I have been searching the internet for this one and found a link to the page "1, 2, 3, 4 - four digits that DWARFED the universe".
On the bottom of this page there is a table with a few of the great combinations that can be made with $1$, $2$, $3$, and $4$. If you look for the entries with just the numbers (no decimals, no minus, etc.), you see the following:
- $2^{3^{41}}$ has got $10^{19}$ digits
- $3^{4^{21}}$ has got $10^{12}$ digits
- $3^{421}$ has got $201$ digits
- $4^{321}$ has got $194$ digits
- $2^{431}$ has got $130$ digits
You can calculate/test numbers yourself with this gigantic online calculator: HyperCalc Javascript
(Trying to give an explanation): As @h34 notes in a comment: We need to use exponentiation to get the biggest number. If you draw a graph of an exponential function it shoots upward after a few numbers. For instance the simple binary function $2^x$ results in: $$2, 4, 8, 16, 32, 64, 128, 256, \ldots$$ (we all know this sequence). More precisely:
- Any expression of the type $x + 1$ or $x \cdot 1$ or $x^1$ or $1^x$ can be given a bigger value by juxtaposing the digit $1$ to some other digit in the expression $x$. Therefore the digit $1$ will not stand alone in the expression, but will be juxtaposed to some other digit. Furthermore, the digit $1$ will come after the other digit(s) in this juxtaposition.
- For $x, y \ge 2$, we always have $x^y \ge x+y$ and $x^y \ge x \cdot y$. Therefore, the maximizing expression will only use exponentiations.
- Any expression $x$ without exponentiation will have value at most $4321$.
- Any expression $x^y$ with only a single exponentiation will have value at most $3^{421}$ (which is about $7.38×10^{200}$).
- Therefore it remains to consider expressions of the form $a^{b^{c}}$ where one of $a,b,c$ is $21$, $31$, or $41$, and where the other two are single-digit numbers.

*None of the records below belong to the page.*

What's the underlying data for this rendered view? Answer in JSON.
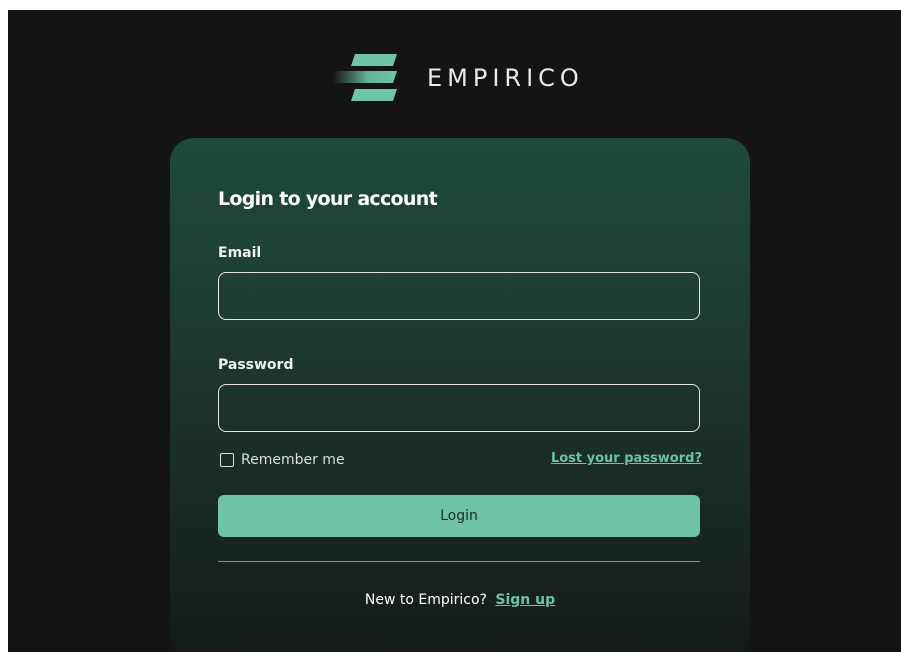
{
  "brand": {
    "name": "EMPIRICO",
    "logo_icon": "empirico-stripes-icon"
  },
  "login_form": {
    "title": "Login to your account",
    "email": {
      "label": "Email",
      "value": "",
      "placeholder": ""
    },
    "password": {
      "label": "Password",
      "value": "",
      "placeholder": ""
    },
    "remember_me": {
      "label": "Remember me",
      "checked": false
    },
    "lost_password_label": "Lost your password?",
    "submit_label": "Login",
    "signup_prompt": "New to Empirico?",
    "signup_label": "Sign up"
  },
  "colors": {
    "accent": "#6fc4a6",
    "link": "#6cc3a3",
    "background": "#141417",
    "card_top": "#1f4a3d",
    "card_bottom": "#141a18"
  }
}
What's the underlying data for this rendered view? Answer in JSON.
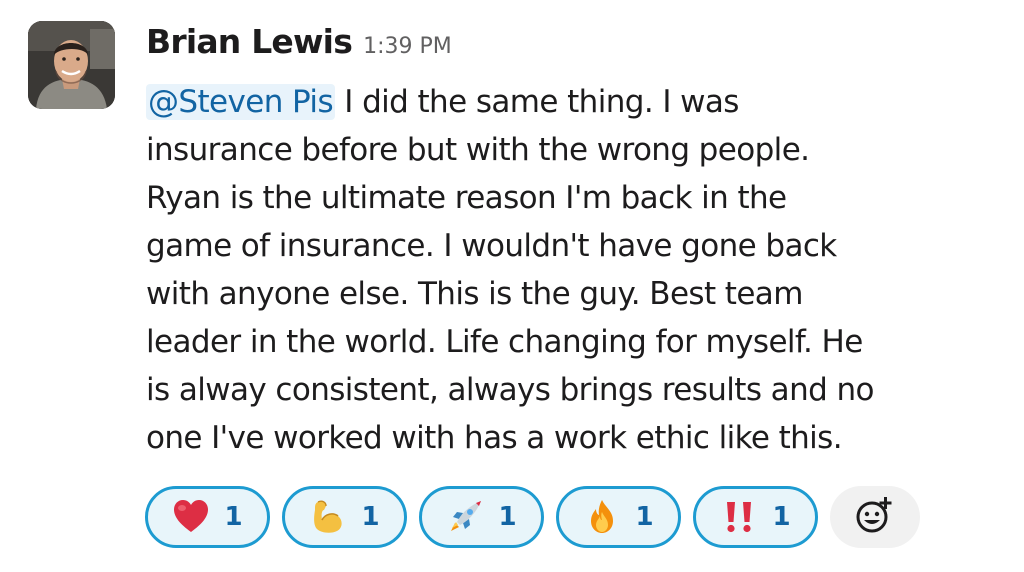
{
  "message": {
    "author": "Brian Lewis",
    "timestamp": "1:39 PM",
    "avatar_icon": "user-avatar-photo",
    "mention": "@Steven Pis",
    "text_lines": [
      " I did the same thing. I was",
      "insurance before but with the wrong people.",
      "Ryan is the ultimate reason I'm back in the",
      "game of insurance. I wouldn't have gone back",
      "with anyone else. This is the guy. Best team",
      "leader in the world. Life changing for myself. He",
      "is alway consistent, always brings results and no",
      "one I've worked with has a work ethic like this."
    ]
  },
  "reactions": [
    {
      "emoji": "heart",
      "count": "1"
    },
    {
      "emoji": "flexed-biceps",
      "count": "1"
    },
    {
      "emoji": "rocket",
      "count": "1"
    },
    {
      "emoji": "fire",
      "count": "1"
    },
    {
      "emoji": "double-exclamation",
      "count": "1"
    }
  ],
  "add_reaction_icon": "add-reaction-icon",
  "colors": {
    "mention_bg": "#e8f3fb",
    "mention_text": "#1264a3",
    "reaction_border": "#1d9bd1",
    "reaction_bg": "#e8f5fa",
    "reaction_count": "#1264a3",
    "timestamp": "#616061"
  }
}
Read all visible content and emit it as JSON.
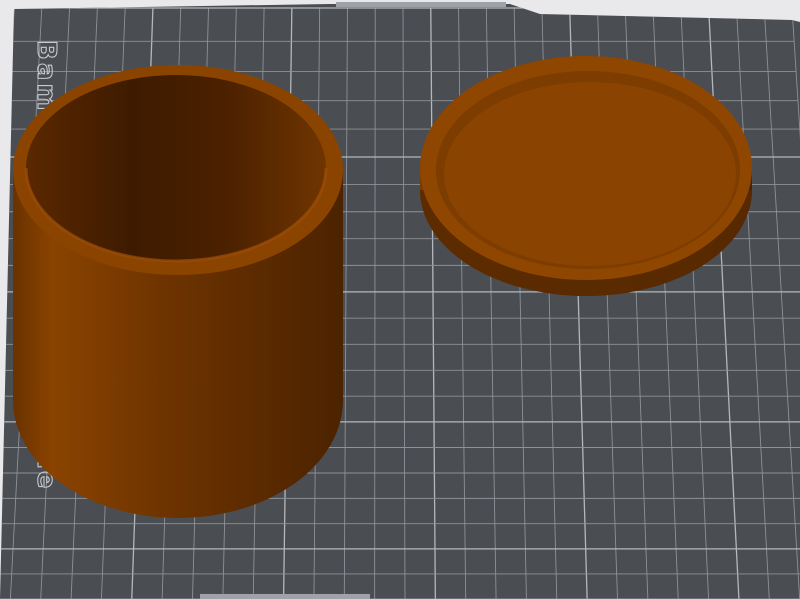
{
  "app": {
    "view": "3D build plate view"
  },
  "plate": {
    "brand_text": "Bambu Textured PEI Plate",
    "plate_color": "#4a4d52",
    "grid_color": "#8e9196",
    "major_grid_color": "#b4b7bb",
    "background_color": "#e9e9ec"
  },
  "objects": [
    {
      "name": "cylinder container body",
      "color": "#8a4100"
    },
    {
      "name": "container lid",
      "color": "#8a4300"
    }
  ]
}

- If $a$ consists of two digits then the value of $a^{b^c}$ is at most $41^{3^2}$,
which is much smaller than $2^{3^{41}}$. Therefore $a$ is a single digit.
If $b$ has two digits and $c\ge2$ is single digit, then $b^c<c^b$. Therefore $b$ is single digit and $c$ has two digits.
Hence, it only remains to analyze the six possible candidates
$2^{3^{41}}$, $2^{4^{31}}$, $3^{2^{41}}$, $3^{4^{21}}$, $4^{2^{31}}$, and $4^{3^{21}}$.
For the fifth candidate, we have $$4^{2^{31}} = 2^{2 \cdot 2^{31}} = 2^{2^{32}},$$
whereas for the sixth candidate, we have $$4^{3^{21}} = 2^{2 \cdot 3^{21}} < 2^{3^{22}}.$$
Hence both candidates are clearly smaller than the first candidate $2^{3^{41}}$.
For the fourth candidate, we have $$3^{4^{21}} = 3^{2^{2 \cdot 21}} = 3^{2^{42}},$$ which dominates and eliminates the third candidate $3^{2^{41}}$.
The fourth candidate is $$3^{4^{21}} < 4^{4^{21}} = 2^{2^{43}}.$$ The last exponent $2^{43}$ satisfies $$2^{43} = 2^6 \cdot 2^{37} < 81 \cdot 3^{37} = 3^{41},$$ and hence is smaller than the exponent of the first candidate. This eliminates the fourth candidate.
Finally, let us compare the exponents of the first and the second candidate:
$$4^{31} = 2^{11} \cdot 2^{51} = 2048 \cdot 8^{17} < 2187 \cdot 9^{17} = 3^7 \cdot 3^{34} = 3^{41}.$$
This eliminates the second candidate.
Summarizing: The answer is that the first candidate $2^{3^{41}}$ yields the largest possible value.
Spoiler
If we want to get the answer as big as we possibly can, we need to use the highest numbers as many times as possible within the calculation. To achieve this we use exponentiation multiple times with the numbers in increasing order: $1^{2^{3^4}}$. The $1$ doesn't do anything in this calculation, so we put it together with the highest number $4$ to create an even bigger number: $2^{3^{41}}$
Another Spoiler
And to answer the question, why not $3^{2^{41}}$? Here is a graph of both $2^x \cdot \log(3) $ and $3^x \cdot \log(2)$. These functions give the best view about the differences between them.
Indeed, $3^{2^x}$ has a head start (begins at $3$ rather than $2$), but it quickly passed by the $2^{3^x}$-function when $x > 1.14$ and never crosses again.